My talking to her and telling her “No, Lettie, he’s not there yet, it’s too early” broke the spell.   She smiled at me then walked off to greet the baker at Humpys who enjoyed watching the whole scene.

If you’re considering a Border Collie, you are in for a treat.  They are amazing dogs, and they will test you.  But if you bond with the dog, you will have a constant companion.  

Now I’m going to go off to the kitchen, make another mug of coffee and watch her glue herself to my leg….

Sunshine and Palm Trees

My sister, Pat, sent me an email.  It was one of those OMG messages that when you live in one place and your sender lives in another will put out and say “Did you know this happened in your own State?”

Sure it did, and It was a 12 foot Eastern Diamondback Rattlesnake being captured by the police.   The St Johns County PD.  I’m in Broward County.  There are Rattlesnakes here too.  St John’s County is 300 miles away.  St Augustine Florida.  Very pretty place, and quite well heeled.

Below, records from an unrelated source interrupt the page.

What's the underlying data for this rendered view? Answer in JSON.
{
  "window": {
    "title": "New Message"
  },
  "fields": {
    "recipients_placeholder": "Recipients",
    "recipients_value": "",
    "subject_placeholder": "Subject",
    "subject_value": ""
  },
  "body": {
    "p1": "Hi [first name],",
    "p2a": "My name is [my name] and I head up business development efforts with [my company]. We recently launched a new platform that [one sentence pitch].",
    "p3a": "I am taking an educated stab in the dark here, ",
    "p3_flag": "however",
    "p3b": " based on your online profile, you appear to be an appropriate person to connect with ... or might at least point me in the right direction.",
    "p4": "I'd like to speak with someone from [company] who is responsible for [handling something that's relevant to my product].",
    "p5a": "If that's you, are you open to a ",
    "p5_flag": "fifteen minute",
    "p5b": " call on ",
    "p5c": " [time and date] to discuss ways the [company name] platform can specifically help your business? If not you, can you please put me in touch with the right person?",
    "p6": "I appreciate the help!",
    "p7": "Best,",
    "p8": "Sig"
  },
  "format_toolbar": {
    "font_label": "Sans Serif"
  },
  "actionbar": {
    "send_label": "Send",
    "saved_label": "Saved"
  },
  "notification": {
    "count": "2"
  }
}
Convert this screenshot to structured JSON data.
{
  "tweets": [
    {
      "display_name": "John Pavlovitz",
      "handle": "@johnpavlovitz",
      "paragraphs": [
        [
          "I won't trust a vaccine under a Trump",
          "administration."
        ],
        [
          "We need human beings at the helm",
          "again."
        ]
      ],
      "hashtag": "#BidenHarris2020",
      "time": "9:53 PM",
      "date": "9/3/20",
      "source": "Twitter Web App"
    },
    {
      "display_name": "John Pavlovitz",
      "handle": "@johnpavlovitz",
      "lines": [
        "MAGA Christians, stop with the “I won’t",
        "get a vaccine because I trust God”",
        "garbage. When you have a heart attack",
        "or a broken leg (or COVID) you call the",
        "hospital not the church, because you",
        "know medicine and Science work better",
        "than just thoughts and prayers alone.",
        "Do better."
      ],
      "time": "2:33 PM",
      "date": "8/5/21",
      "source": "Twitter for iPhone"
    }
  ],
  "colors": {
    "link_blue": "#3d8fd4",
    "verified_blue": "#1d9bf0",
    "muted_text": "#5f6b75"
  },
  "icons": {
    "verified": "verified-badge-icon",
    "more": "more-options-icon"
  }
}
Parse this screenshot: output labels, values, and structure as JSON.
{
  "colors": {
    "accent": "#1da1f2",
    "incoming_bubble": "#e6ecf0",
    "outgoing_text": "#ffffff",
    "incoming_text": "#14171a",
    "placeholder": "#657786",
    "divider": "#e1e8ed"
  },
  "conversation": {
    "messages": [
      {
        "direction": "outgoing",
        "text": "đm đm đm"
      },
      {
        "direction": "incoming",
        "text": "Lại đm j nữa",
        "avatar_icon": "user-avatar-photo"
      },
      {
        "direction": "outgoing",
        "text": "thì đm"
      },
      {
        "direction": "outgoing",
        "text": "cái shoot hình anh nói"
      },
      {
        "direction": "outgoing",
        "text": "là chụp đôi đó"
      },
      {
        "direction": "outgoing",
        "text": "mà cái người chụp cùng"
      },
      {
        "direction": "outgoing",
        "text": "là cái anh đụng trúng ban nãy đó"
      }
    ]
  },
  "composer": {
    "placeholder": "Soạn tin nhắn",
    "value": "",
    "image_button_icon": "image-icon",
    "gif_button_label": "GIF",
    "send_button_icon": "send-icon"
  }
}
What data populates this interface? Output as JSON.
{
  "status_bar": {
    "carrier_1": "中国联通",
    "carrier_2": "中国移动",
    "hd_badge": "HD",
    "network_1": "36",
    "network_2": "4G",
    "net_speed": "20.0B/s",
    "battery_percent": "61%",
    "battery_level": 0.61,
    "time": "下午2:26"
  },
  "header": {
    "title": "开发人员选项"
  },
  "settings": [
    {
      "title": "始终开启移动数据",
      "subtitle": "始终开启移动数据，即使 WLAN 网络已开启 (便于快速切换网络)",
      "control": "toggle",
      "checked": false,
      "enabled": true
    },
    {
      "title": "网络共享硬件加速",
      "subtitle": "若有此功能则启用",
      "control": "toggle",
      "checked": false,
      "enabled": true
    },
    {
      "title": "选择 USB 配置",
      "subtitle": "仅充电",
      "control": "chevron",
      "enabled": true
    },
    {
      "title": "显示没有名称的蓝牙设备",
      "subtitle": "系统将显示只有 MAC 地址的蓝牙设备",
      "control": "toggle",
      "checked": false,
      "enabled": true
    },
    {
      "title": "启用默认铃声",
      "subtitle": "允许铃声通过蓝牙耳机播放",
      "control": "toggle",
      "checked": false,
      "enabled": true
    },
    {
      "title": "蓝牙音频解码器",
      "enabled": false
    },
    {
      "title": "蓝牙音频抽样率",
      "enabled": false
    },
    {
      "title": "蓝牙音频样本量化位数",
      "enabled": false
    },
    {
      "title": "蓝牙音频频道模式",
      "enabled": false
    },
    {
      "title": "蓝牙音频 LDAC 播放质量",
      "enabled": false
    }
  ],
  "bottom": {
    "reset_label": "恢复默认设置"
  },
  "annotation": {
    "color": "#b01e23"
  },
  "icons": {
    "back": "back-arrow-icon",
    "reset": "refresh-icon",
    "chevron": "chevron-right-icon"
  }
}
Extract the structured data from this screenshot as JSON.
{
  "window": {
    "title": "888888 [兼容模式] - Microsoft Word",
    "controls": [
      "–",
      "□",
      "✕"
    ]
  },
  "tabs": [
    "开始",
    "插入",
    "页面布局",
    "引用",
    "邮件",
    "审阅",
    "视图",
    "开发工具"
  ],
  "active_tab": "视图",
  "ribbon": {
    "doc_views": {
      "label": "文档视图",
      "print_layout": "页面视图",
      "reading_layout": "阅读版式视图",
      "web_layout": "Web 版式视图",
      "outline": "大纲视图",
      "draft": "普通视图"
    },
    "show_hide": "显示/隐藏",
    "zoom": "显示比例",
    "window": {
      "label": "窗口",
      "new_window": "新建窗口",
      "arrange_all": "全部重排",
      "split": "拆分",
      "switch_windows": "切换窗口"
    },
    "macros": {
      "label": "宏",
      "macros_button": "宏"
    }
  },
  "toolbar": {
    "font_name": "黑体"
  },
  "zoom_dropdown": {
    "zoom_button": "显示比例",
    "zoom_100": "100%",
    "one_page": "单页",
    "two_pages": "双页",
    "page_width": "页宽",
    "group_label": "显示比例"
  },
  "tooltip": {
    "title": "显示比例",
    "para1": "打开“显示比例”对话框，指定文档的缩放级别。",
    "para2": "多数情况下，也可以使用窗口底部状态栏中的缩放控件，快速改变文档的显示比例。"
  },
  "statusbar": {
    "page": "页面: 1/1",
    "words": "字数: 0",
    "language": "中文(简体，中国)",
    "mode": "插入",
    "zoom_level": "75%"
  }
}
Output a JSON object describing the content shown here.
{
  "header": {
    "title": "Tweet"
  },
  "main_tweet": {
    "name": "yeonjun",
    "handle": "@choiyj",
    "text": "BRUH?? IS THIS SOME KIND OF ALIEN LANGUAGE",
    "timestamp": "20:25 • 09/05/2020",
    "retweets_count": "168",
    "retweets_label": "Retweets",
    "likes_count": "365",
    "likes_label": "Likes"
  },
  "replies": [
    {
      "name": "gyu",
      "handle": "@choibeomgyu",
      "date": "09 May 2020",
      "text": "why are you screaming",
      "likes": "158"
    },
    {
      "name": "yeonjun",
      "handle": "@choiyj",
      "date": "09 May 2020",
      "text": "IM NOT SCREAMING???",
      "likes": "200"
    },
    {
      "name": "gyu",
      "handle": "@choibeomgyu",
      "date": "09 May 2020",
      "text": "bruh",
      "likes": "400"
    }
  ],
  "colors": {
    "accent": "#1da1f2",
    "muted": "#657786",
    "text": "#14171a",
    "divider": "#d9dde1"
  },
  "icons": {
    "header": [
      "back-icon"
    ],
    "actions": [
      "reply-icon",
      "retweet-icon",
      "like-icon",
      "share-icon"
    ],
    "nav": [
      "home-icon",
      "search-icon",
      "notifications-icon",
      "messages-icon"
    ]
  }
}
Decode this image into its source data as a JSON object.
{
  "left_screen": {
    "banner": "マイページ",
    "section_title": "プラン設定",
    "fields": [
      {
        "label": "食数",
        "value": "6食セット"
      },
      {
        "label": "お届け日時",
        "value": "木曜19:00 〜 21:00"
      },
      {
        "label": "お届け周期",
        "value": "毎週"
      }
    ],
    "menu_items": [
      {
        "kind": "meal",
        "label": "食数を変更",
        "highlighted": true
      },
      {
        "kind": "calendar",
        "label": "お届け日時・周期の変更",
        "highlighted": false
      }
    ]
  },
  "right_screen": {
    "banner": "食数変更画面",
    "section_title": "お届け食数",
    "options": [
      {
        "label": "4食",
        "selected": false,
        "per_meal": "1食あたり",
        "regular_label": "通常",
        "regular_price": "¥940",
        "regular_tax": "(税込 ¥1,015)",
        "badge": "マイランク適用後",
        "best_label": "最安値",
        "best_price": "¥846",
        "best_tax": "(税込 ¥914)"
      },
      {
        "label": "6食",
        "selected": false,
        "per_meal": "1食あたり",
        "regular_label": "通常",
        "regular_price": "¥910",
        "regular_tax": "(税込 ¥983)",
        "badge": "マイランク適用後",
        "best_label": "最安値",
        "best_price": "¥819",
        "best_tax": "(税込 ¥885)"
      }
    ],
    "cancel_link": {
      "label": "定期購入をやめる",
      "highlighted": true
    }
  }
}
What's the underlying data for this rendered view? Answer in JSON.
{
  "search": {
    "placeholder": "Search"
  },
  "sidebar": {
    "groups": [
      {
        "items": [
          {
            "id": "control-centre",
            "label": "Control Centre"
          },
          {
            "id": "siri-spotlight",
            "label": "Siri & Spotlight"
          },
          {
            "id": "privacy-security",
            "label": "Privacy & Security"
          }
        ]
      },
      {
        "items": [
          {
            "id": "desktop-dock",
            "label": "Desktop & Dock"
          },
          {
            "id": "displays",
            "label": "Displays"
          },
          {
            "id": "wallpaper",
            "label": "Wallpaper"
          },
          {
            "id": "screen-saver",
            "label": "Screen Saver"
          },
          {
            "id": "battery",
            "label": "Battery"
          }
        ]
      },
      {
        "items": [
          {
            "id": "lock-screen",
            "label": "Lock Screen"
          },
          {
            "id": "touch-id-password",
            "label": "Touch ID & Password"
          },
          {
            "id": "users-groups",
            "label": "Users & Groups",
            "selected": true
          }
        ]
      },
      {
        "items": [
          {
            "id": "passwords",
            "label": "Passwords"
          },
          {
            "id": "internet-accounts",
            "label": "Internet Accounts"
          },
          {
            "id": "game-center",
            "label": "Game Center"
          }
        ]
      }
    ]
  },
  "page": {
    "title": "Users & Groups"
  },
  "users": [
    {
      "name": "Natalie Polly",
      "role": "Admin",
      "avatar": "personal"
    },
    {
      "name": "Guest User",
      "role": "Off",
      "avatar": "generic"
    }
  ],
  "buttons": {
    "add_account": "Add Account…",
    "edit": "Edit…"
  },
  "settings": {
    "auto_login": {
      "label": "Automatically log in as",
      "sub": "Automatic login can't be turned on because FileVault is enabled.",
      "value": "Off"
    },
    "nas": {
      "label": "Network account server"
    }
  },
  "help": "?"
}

Not to point too much at Pat, sorry sis…, it was just convenient that you wrote me today.  I don’t really like snakes either especially when they sneak in through the back door and freak out the dog.

Before I left Pennsylvania I got a lot of questions why I wanted to move here.   Check the picture out, you won’t get that in the beautiful neighborhood of Chestnut Hill Philadelphia that I had left.  How about Hurricanes?  Yep, we get them here.  Wilma trashed Broward County’s electrical infrastructure and 4 years later, FPL has more surges and pops than a menopausal woman.  I moved here in 2006, a year after that bizarre year that saw Katrina ruin a one of a kind New Orleans, Wilma park over top of Broward and Palm Beach counties and cause damage that the area is still repairing, and Rita pay a visit to the Bayou country west of Nawlins. 

I really loved Chestnut Hill in Philadelphia, but yes, still I moved.   South Florida has been in my system since I was 10 years old, riding across the Tamiami Trail in the back of that Buick Limited entertaining my Aunt, Uncle, Mom and Dad, Sister and Cousin at 80 MPH.  Or at least that’s my memory.  I started coming back in college and knew that this was where I belong.  I’m here, much to the chagrin of a few, much to the pleasure of vastly more people.  You can’t please everyone, and you can always avoid those unpleasant folks who you don’t… or you can try!

So as I look out the front window at the clouds that Paula has created and spilled over this area, the palm fronds gently swaying in the breezes, the wild parrots screaming outside over top of the Disco that’s playing on the squeezebox across the room, I smile and think… Maybe that’s why.

It’s October.  I’m in shorts and a T Shirt.  I’m sitting in a big green chair that I can watch the sunsets paint the skies bright orange and red fading to mauve and black.  I can spot the neighbor’s Bird of Paradise and bright red bougainvillea

Wait until February.  When you’re cold up there, so will I be.  It may even drop down into the 50s.